The Parkinsonism-inducing neurotoxin 1-methyl-4-phenylpyridinium (MPP+) causes specific cell death in dopaminergic neurons after accumulation by the dopamine transporter (DAT). COS cells, a non-neuronal cell line insensitive to high doses of MPP+, becomes sensitive to MPP+ when transfected with the rat DAT cDNA. We analyzed the bi-directional transport of MPP+ and its toxicity in several cell lines expressing wild or mutant DATs. Cell death in COS cells expressing wild DAT by exposure to MPP+ was concentration-dependent and cocaine-reversible. Increased wild DAT expression caused higher sensitivities to the toxin in HeLa cells. Although several mutant DATs demonstrated greater transport activity than the wild-type, they displayed similar or lower sensitivity to MPP+ toxicity. Reverse transport of preloaded [3H]MPP+ through DAT was facilitated in COS cells expressing certain mutant DATs, which consistently displayed less sensitivity to MPP+ toxicity. These results suggest that re-distribution of MPP+ due to influx/efflux turnover through the transporter is a key factor in MPP+ toxicity.

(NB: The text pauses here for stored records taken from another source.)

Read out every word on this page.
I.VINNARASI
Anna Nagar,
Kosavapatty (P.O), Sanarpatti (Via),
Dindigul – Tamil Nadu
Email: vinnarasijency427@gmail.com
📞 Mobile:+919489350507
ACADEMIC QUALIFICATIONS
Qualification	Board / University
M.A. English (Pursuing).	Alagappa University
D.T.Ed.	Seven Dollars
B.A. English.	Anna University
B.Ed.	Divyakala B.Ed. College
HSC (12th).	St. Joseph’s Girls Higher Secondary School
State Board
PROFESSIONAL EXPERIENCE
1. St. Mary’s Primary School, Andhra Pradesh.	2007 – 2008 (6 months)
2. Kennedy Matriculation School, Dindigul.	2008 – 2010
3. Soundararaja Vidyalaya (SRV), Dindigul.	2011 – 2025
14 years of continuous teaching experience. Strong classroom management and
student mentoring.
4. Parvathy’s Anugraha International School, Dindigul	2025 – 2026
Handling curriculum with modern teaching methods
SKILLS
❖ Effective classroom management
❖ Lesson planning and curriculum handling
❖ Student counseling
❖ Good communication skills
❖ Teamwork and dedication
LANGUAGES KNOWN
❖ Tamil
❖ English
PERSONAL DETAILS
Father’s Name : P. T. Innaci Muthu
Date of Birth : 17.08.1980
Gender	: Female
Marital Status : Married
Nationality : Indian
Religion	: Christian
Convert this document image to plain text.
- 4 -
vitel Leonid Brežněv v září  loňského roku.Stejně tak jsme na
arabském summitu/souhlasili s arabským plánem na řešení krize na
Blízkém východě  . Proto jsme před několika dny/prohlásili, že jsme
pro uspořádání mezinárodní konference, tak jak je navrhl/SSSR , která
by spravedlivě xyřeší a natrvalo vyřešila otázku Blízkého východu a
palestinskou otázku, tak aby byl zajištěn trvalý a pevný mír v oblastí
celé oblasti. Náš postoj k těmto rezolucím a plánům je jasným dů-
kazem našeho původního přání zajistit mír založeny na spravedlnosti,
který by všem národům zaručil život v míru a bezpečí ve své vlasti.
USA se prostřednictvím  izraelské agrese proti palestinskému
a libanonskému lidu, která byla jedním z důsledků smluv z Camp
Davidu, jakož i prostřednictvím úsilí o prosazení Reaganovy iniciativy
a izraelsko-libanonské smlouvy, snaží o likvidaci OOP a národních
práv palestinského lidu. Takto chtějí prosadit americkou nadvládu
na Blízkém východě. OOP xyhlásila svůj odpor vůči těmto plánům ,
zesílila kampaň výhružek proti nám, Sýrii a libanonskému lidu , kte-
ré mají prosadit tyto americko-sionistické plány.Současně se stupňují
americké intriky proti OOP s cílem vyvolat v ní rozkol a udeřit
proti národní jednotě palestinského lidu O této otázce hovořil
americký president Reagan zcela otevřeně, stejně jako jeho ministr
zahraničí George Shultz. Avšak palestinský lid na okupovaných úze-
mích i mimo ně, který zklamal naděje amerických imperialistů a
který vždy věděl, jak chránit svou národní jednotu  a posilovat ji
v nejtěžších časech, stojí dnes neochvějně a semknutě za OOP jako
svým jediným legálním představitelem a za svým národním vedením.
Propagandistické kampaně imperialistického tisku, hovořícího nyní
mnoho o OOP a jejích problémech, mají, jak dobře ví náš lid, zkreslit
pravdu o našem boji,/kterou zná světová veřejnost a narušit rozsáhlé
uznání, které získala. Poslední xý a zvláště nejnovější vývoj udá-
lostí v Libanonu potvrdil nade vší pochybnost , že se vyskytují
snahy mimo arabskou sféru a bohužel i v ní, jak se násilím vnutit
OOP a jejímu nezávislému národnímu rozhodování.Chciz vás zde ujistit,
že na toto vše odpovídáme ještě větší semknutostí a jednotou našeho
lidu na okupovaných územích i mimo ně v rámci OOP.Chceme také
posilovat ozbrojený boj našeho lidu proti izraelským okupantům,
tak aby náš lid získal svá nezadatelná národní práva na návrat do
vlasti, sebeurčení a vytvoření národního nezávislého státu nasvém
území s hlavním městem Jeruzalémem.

帕金森氏症诱导神经毒素1-甲基-4-苯基吡啶鎓(MPP+)通过多巴胺转运体(DAT)积累后,会导致多巴胺能神经元发生特异性细胞死亡。COS细胞是一种对高剂量MPP+不敏感的非神经元细胞系,当用大鼠DAT cDNA转染时,它会对MPP+变得敏感。我们分析了MPP+在几种表达野生型或突变型DAT的细胞系中的双向转运及其毒性。通过暴露于MPP+,表达野生DAT的COS细胞中的细胞死亡呈浓度依赖性且可被可卡因逆转。野生DAT表达的增加导致HeLa细胞对该毒素的敏感性更高。尽管几种突变型DAT表现出比野生型更高的转运活性,但它们对MPP+毒性的敏感性相似或更低。在表达某些突变型DAT的COS细胞中,预加载的[3H]MPP+通过DAT的逆向转运得到促进,这些细胞对MPP+毒性始终表现出较低的敏感性。这些结果表明,由于通过转运体的流入/流出周转导致的MPP+重新分布是MPP+毒性的关键因素。